I had heard about the protests on the news, and hadn’t paid too much attention. But as I drove by the crowd, a sign held by one of the protesters caught my eye: 
“PhDjob.” 
That’s a shorthand way of saying what has become all too familiar to us scientists: lengthy training and academic credentials no longer suffice to launch a career in science. 
This message is a new tone in the Occupy movement’s chord. 
Brandie Cross held the sign. She in the 5th year of a PhD program in biochemistry at The Johns Hopkins University. Her specialty is breast cancer, a traditionally well-funded specialty. But she’s sure her job prospects are dim. “I’d like to start my own biotech company. I have tons of inventions, and I want to be funded by NIH. But there’s no money.” 
I also spoke with Dr. Troy Rubin, a neuroscientist at Johns Hopkins who also showed up at the protest, and I heard a different angle; Rubin was more worried about the long-term future of America.
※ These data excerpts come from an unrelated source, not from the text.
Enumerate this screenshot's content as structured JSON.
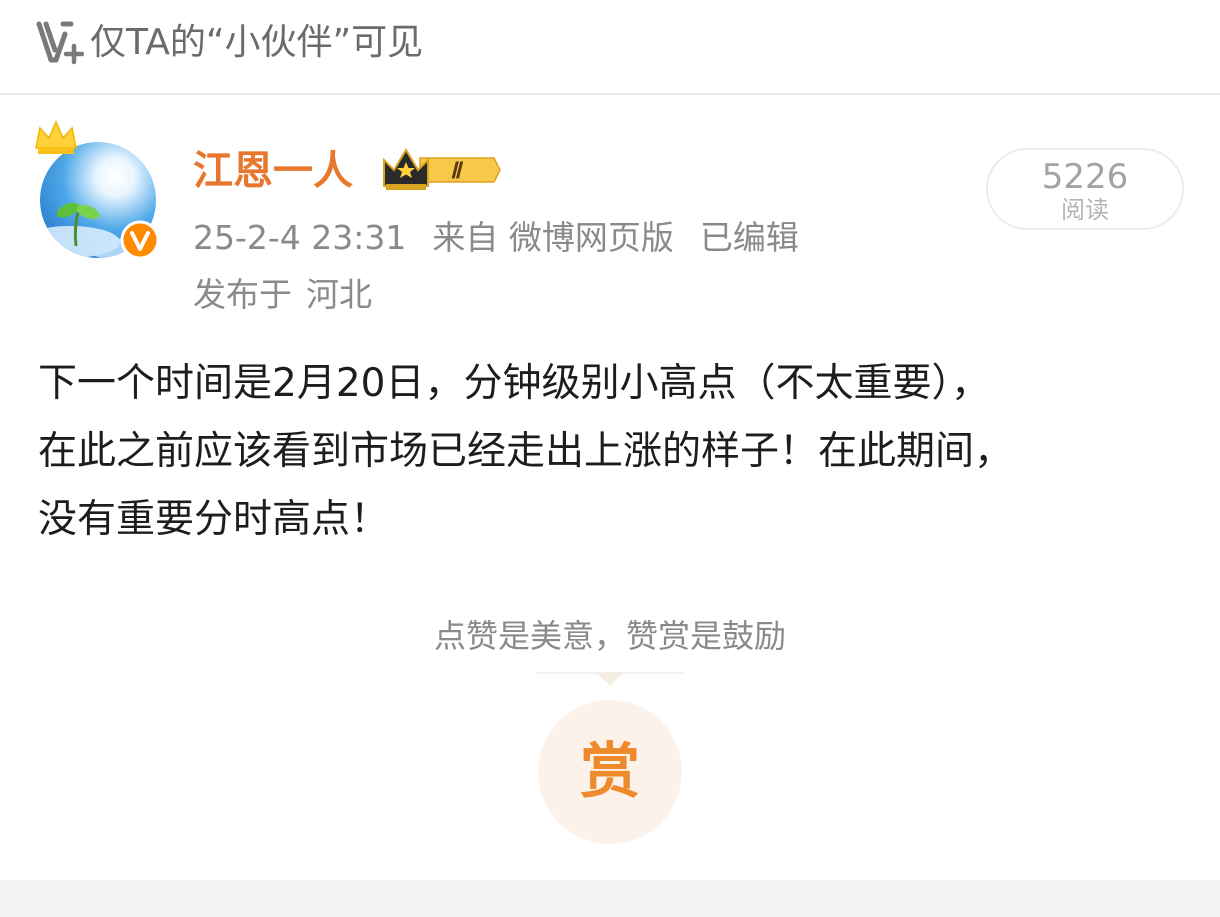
{
  "visibility": {
    "icon": "v-plus-icon",
    "text": "仅TA的“小伙伴”可见"
  },
  "author": {
    "name": "江恩一人",
    "avatar_icon": "sky-sprout-avatar",
    "crown_icon": "crown-icon",
    "verified_icon": "verified-v-icon",
    "vip_level": "Ⅱ",
    "name_color": "#e8762d"
  },
  "meta": {
    "timestamp": "25-2-4 23:31",
    "source": "来自 微博网页版",
    "edited": "已编辑",
    "location_prefix": "发布于",
    "location": "河北"
  },
  "stats": {
    "read_count": "5226",
    "read_label": "阅读"
  },
  "post": {
    "lines": [
      "下一个时间是2月20日，分钟级别小高点（不太重要），",
      "在此之前应该看到市场已经走出上涨的样子！在此期间，",
      "没有重要分时高点！"
    ]
  },
  "reward": {
    "hint": "点赞是美意，赞赏是鼓励",
    "button_label": "赏",
    "accent_color": "#ef8a2a"
  }
}
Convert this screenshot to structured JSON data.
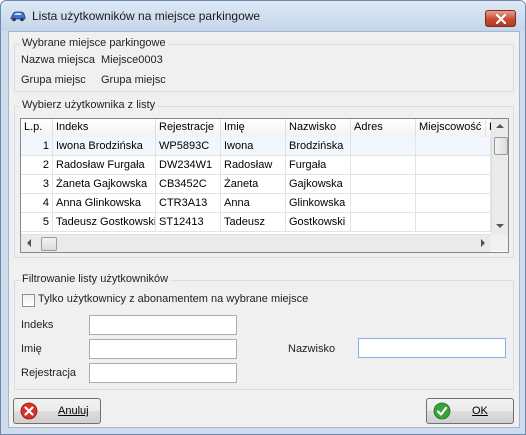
{
  "window": {
    "title": "Lista użytkowników na miejsce parkingowe"
  },
  "selected_place": {
    "group_title": "Wybrane miejsce parkingowe",
    "name_label": "Nazwa miejsca",
    "name_value": "Miejsce0003",
    "group_label": "Grupa miejsc",
    "group_value": "Grupa miejsc"
  },
  "users": {
    "group_title": "Wybierz użytkownika z listy",
    "columns": [
      "L.p.",
      "Indeks",
      "Rejestracje",
      "Imię",
      "Nazwisko",
      "Adres",
      "Miejscowość",
      "K"
    ],
    "rows": [
      [
        "1",
        "Iwona Brodzińska",
        "WP5893C",
        "Iwona",
        "Brodzińska",
        "",
        ""
      ],
      [
        "2",
        "Radosław Furgała",
        "DW234W1",
        "Radosław",
        "Furgała",
        "",
        ""
      ],
      [
        "3",
        "Żaneta Gajkowska",
        "CB3452C",
        "Żaneta",
        "Gajkowska",
        "",
        ""
      ],
      [
        "4",
        "Anna Glinkowska",
        "CTR3A13",
        "Anna",
        "Glinkowska",
        "",
        ""
      ],
      [
        "5",
        "Tadeusz Gostkowski",
        "ST12413",
        "Tadeusz",
        "Gostkowski",
        "",
        ""
      ]
    ]
  },
  "filter": {
    "group_title": "Filtrowanie listy użytkowników",
    "checkbox_label": "Tylko użytkownicy z abonamentem na wybrane miejsce",
    "checkbox_checked": false,
    "index_label": "Indeks",
    "index_value": "",
    "first_name_label": "Imię",
    "first_name_value": "",
    "surname_label": "Nazwisko",
    "surname_value": "",
    "registration_label": "Rejestracja",
    "registration_value": ""
  },
  "buttons": {
    "cancel": "Anuluj",
    "ok": "OK"
  },
  "colors": {
    "accent_focus": "#7eb4ea",
    "cancel_icon": "#d9312a",
    "ok_icon": "#3aa33a",
    "close_button": "#c84a33"
  },
  "icons": {
    "app": "car-icon",
    "close": "close-icon",
    "cancel": "cancel-icon",
    "ok": "ok-check-icon"
  }
}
I asked him why he was participating and he said, “We live in a society where wisdom is less appreciated than money. An economically driven society is fundamentally unsustainable.” 
The Occupy protestors view corporate greed and the disproportionate power of the wealthiest 1% of Americans as the causes of a wide range of problems in America. Since September, protests have sprung up in more than one hundred cities around the country. Baltimore is a small city with many institutions of research and higher learning, so perhaps it makes sense that Baltimore’s version of the Occupy movement would involve scientists. 
And scientists have certainly had much cause to protest during the last decade. With the sidelining of the American Competes act, the failure of Congress to pass climate change legislation, and the nationwide crisis afflicting science, technology and math (STEM) education, many of us are feeling helpless and angry, not just Cross and Rubin. 
As an astrophysicist, I’ve watched funding sources in my field wither and my own students struggle to stay employed. Studies show that only half of U.S. adults can correctly answer the basic question: How long does it take for the Earth to go around the Sun? This statistic disheartens me. And the recently threatened closing of physics departments in Texas and Florida would not help the situation. I’m almost ready to protest too. 
Even so, I was still surprised to see scientists engaged in the Occupy protest. We’re generally a quiet bunch, more comfortable with armchair discussions than rabble rousing. more
Note: This post 1000.  And even though it smacks of cheap numerology, it is probably a good thing to note such milestones.  So I am especially glad that this post is on my favorite topic—the Producers who have done more to change the world than all the Leisure Class philosophers, clergymen, and revolutionaries combined.  It's fun to revel in the accomplishments of the Producer superstars.